Morou receives Edgerton Award

Gerard A. Mourou, physicist at the Ultrafast Science Laboratory and founder of the Center for Ultrafast Optical Science, has received the Harold E. Edgerton Award for outstanding contributions to high-speed optical techniques, equipment and/or applications. The award, sponsored by The International Society for Optical Engineering and donated by EG&G Corp., recognizes Mourou's work with ultrafast lasers, ultrafast opto-electronics, ultrafast chemistry and physics, high-field/intensity physics, medical physics and the development of chirped pulse amplification that has made it possible to develop compact lasers of unprecedented intensity. He also is the inventor of the jitter-free streak camera, one of the only diagnostic instruments for measuring short duration X-rays over a significant dynamic range.

 

Moalli certified as ACLAM Diplomate

Maria R. Moalli, research investigator in the Surgery Department and the Unit for Laboratory Animal Medicine, has been certified as a Diplomate of the American College of Laboratory Animal Medicine (ACLAM). She achieved her certification by meeting standards of education and experience and passing comprehensive written and practical examinations.
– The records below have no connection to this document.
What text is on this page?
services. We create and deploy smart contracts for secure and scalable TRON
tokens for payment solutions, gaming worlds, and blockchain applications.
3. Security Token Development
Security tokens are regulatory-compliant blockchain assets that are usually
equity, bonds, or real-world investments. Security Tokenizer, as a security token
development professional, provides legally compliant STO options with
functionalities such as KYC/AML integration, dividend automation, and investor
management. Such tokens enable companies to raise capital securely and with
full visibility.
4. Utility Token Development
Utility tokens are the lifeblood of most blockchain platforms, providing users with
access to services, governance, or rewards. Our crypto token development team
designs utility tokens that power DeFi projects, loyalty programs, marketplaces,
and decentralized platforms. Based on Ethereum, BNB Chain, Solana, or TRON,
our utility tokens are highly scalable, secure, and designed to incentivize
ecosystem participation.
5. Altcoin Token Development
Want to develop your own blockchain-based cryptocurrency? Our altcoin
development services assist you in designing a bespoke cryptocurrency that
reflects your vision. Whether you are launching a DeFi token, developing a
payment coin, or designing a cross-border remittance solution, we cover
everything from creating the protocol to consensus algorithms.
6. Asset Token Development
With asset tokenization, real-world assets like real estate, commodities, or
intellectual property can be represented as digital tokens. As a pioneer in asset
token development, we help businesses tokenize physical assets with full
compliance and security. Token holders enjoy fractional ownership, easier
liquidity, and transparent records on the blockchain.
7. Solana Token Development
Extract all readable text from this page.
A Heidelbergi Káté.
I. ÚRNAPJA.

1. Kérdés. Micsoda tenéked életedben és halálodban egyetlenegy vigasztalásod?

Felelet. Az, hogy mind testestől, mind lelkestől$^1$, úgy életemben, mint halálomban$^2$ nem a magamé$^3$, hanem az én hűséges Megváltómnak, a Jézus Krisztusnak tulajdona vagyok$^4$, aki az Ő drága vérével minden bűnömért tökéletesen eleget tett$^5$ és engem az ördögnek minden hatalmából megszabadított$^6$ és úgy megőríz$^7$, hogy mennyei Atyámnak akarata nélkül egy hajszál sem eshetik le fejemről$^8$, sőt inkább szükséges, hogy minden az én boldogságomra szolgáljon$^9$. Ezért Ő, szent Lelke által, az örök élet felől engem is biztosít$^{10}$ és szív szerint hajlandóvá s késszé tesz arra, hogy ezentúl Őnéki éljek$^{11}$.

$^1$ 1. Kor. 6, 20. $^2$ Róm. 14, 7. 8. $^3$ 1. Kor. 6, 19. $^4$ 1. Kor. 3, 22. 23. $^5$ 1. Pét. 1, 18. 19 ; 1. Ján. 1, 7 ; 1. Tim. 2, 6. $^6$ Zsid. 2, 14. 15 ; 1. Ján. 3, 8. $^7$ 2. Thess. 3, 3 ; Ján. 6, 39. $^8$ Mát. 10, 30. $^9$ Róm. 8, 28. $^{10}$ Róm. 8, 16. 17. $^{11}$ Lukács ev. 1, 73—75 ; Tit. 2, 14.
Moalli is one of only four ACLAM Diplomates at the U-M.

 

Kish awarded Samuel S. Wilks Medal

Leslie Kish, professor emeritus of sociology and research scientist emeritus, Institute for Social Research, received the American Statistical Association's 1997 Samuel S. Wilks Memorial Medal. This is the highest award given by the association. Kish was recognized for his widely-read text Survey Sampling; his work in administration, research, training and mentorship for ISR's Survey Research Center; and his influential role in the World Fertility Survey.

 

Moerman appointed to NIH acupuncture panel

Daniel E. Moerman, professor of anthropology at U-M-Dearborn, has been appointed to a national panel to evaluate the effectiveness of acupuncture. Sponsored by the National Institutes of Health and composed primarily of physicians and public health officials, the panel's task is to review data and create consensus statements about acupuncture that will be useful to medical practitioners and the public. Moerman was asked to participate because of his expertise in cross-cultural studies and work in the anthropology of healing. He has conducted more than 25 years of research in the field of ethnobotany and compiled a comprehensive catalog of how Native Americans used plants for medicine, dyes and various other purposes.